Many times, the thought of domestic abuse brings to mind only the physical, but it can take many forms, including emotional, mental, sexual, financial and verbal abuse.
None of them are easy to talk about.
That’s a big part of why Stewart and Cruz believe events like the Domestic Violence Seminar hosted on October 25 at the ALA cafeteria are necessary for those experiencing domestic abuse—so that they know they can come forward, and that the Community is here for them.
At the event, information booths lining the hallway outside the cafeteria had gifts for mental health support and resources for attendees, and a meal was provided by Julio’s Too Mexican restaurant. After dinner, families in attendance were advised that they may take their children from the room at any time if they felt the topic was becoming too upsetting.
The seminar was divided into a series of presentations covering the cycle of abuse, the role of power and control in the tactics of abusers, how domestic violence cases are handled from a law enforcement and legal system standpoint, and the experience of domestic violence through the eyes of a child.
The impact of witnessing such traumatic events cannot be overstated when it comes to children. A child who witnesses domestic violence is experiencing a form of child abuse because of the emotional and psychological trauma of witnessing the behavior. When a child sees this, they learn it. Seventy percent of offenders in treatment for domestic violence witnessed it as a child. The statistics are ugly, and they indicate that when children witness domestic abuse, their risk of cognitive and developmental delays increases significantly as well, leading to further challenges that carry on throughout their lives.

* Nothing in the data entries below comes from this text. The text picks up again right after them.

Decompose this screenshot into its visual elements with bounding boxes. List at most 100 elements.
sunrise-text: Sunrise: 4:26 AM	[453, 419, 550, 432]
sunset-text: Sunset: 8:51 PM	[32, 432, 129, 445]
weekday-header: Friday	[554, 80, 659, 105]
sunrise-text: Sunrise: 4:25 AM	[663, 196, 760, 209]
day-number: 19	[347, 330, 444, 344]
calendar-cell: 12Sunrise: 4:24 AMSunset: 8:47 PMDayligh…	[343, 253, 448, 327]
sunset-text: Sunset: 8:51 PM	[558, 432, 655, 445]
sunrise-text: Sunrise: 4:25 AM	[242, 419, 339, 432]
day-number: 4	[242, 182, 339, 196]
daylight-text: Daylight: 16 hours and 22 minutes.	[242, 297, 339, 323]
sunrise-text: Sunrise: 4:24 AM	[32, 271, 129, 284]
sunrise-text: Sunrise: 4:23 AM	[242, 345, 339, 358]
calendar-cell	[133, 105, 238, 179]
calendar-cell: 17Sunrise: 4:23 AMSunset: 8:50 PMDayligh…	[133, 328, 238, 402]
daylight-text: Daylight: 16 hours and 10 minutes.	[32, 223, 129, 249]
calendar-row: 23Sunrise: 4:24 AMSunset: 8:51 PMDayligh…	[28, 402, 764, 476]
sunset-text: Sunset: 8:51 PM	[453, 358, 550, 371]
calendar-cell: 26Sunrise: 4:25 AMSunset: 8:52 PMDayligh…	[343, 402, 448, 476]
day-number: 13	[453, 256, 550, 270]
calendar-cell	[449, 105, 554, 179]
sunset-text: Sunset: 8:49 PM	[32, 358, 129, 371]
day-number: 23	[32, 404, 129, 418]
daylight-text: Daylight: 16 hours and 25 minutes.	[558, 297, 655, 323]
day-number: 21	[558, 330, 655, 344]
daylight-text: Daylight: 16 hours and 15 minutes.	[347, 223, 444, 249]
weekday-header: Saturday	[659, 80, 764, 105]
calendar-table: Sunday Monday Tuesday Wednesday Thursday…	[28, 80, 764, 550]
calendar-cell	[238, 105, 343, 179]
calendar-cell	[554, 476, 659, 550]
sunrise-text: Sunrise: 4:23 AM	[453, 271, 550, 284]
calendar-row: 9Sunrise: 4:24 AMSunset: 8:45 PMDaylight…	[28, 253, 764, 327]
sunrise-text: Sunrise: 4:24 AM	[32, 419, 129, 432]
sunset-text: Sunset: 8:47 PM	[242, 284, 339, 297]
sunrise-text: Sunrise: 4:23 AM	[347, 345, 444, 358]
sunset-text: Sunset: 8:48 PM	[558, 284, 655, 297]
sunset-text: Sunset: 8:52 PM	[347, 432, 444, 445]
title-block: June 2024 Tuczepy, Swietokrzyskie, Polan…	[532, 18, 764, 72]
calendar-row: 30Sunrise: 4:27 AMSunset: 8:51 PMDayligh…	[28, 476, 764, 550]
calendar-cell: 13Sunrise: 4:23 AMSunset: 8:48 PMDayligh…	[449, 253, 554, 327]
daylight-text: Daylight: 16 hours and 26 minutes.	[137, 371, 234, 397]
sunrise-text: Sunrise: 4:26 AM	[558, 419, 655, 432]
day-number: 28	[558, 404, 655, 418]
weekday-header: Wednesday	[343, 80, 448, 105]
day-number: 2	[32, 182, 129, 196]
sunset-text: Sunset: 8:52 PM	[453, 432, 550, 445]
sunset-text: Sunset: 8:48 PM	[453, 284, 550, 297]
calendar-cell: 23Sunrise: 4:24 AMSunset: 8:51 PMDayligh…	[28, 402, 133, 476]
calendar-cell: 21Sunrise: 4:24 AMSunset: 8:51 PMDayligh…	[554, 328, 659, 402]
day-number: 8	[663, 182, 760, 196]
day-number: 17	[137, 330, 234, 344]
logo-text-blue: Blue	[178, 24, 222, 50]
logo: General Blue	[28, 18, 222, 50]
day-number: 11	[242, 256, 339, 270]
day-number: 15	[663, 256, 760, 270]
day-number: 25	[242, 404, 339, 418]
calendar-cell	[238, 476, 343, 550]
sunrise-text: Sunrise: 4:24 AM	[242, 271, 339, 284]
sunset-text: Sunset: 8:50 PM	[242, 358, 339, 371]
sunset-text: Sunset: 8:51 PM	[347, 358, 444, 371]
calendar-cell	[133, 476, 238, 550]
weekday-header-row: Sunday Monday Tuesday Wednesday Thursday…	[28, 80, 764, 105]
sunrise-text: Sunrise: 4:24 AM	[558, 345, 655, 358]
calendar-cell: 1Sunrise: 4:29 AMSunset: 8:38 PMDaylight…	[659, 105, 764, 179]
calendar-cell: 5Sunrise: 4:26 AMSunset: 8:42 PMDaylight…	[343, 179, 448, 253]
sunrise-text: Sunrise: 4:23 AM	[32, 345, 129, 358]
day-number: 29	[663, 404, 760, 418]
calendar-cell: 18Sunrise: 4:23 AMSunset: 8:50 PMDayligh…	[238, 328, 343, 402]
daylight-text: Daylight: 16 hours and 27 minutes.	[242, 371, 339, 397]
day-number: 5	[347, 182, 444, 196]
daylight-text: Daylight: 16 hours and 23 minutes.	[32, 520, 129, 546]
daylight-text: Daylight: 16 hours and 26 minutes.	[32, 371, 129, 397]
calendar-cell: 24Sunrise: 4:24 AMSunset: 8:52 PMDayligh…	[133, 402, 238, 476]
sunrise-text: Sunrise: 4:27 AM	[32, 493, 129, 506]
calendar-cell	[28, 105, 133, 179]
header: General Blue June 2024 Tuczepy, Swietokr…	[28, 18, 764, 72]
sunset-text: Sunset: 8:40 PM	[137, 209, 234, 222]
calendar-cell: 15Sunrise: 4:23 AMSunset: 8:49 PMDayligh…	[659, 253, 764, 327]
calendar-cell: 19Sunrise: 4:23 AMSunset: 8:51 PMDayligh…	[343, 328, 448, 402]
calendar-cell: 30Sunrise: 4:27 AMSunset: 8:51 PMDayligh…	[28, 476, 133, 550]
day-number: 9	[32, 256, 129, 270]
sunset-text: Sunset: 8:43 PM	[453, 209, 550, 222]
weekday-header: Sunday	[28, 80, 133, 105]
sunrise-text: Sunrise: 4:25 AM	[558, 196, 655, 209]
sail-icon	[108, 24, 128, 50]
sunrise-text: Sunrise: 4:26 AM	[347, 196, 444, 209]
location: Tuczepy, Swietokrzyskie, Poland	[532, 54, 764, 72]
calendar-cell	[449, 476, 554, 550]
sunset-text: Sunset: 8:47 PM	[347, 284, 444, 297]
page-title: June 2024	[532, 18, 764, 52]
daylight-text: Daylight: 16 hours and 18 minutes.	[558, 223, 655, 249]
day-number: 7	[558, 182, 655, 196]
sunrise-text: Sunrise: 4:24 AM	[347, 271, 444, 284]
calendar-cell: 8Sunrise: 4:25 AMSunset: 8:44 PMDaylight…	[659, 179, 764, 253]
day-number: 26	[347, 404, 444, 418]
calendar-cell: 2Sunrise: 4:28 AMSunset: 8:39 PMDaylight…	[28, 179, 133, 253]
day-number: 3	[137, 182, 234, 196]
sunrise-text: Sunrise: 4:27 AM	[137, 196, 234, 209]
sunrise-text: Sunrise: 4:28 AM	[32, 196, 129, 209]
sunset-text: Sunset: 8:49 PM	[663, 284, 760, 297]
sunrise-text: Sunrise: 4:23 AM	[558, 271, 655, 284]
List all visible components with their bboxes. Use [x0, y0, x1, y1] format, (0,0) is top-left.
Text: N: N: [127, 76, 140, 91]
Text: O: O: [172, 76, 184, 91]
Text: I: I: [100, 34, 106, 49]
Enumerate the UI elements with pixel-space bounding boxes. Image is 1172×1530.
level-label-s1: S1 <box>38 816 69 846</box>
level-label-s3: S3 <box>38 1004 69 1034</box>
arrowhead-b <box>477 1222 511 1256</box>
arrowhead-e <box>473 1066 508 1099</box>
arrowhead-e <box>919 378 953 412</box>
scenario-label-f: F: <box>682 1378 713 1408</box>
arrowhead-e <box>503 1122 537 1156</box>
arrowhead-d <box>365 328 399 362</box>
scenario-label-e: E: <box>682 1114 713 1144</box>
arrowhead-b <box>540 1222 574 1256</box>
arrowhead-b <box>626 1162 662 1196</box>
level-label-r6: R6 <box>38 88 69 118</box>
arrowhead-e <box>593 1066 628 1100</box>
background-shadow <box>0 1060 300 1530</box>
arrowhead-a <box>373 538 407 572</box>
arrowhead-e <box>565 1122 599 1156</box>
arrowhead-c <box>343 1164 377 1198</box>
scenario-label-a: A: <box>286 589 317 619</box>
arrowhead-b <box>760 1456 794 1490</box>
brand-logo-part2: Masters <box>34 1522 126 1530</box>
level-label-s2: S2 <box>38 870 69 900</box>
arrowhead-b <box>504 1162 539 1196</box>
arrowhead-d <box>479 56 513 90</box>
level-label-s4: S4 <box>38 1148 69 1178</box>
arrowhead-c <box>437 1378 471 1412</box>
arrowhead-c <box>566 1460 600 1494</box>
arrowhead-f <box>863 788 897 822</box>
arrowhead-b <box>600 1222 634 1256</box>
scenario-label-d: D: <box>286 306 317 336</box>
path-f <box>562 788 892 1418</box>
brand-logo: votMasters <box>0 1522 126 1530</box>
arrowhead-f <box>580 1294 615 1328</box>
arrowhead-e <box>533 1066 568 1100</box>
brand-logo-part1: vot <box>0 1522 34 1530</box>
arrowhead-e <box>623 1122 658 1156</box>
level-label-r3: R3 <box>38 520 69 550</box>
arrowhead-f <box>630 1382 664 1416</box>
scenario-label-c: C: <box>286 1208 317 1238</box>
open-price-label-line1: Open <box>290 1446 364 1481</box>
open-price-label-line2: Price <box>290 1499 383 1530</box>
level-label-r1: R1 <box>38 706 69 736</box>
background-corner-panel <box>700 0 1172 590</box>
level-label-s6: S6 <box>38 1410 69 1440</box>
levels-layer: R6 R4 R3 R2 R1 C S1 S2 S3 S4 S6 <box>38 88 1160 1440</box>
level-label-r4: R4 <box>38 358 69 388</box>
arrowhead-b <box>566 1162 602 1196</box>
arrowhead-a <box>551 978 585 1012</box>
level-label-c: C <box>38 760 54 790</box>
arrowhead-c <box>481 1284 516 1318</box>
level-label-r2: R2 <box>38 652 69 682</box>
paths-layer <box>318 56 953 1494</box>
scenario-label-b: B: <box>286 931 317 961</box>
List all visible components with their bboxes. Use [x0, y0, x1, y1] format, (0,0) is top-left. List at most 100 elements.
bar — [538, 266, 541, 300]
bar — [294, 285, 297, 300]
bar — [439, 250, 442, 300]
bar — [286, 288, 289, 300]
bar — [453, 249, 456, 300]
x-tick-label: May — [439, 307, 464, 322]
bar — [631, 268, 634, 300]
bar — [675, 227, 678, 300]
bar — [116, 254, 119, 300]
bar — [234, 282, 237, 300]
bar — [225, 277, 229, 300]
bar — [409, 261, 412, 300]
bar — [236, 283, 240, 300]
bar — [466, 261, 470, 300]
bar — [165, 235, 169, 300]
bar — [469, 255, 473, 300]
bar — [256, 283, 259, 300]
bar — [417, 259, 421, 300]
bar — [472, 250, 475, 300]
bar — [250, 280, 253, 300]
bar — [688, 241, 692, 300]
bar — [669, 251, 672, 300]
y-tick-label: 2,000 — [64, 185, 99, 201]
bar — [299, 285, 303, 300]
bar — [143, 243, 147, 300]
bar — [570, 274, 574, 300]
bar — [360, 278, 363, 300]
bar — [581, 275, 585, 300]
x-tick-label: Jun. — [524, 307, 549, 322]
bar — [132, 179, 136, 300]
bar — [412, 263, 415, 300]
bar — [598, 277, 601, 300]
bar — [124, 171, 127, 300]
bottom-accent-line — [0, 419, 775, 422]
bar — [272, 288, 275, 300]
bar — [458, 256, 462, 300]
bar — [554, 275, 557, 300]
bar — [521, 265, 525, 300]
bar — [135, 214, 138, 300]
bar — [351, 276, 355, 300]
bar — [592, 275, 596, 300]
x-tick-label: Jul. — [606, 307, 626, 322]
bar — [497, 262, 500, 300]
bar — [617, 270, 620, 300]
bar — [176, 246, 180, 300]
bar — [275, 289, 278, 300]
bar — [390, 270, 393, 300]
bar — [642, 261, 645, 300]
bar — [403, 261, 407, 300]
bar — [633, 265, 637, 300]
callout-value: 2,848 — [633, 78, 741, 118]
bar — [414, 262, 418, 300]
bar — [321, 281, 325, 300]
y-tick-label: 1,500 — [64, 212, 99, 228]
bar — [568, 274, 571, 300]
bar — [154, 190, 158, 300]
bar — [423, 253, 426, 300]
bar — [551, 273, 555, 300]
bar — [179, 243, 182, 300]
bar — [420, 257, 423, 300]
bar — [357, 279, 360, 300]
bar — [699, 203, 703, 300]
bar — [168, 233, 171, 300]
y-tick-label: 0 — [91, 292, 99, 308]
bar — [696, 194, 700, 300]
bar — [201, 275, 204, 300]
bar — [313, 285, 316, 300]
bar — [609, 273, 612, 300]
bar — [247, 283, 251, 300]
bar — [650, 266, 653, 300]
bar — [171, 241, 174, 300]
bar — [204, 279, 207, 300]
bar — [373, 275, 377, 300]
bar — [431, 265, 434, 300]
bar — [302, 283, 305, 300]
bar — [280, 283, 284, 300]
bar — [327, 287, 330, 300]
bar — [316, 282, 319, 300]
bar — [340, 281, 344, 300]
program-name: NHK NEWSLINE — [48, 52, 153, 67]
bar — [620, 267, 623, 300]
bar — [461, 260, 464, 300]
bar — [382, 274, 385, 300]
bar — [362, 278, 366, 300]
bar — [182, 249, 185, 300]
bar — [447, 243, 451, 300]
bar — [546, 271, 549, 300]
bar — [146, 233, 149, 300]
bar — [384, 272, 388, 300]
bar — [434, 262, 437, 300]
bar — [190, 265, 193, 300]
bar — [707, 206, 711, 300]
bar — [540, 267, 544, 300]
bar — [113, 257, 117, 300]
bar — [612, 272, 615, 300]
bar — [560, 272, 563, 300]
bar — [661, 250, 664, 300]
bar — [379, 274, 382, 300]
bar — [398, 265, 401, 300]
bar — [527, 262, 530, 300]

Throughout the presentation, there were drawings for prizes including a Pendleton bag and an iPad to hopefully encourage more participants to attend future events.
Though October’s Domestic Violence Awareness Month has come to an end, the work does not. Events like this become opportunities for open discussion, providing a reference point in conversations so that we as a Community can bring the uncomfortable topic of abuse out of silent shame and into a healing light.
Domestic violence survives in silence. Speak up, tell someone.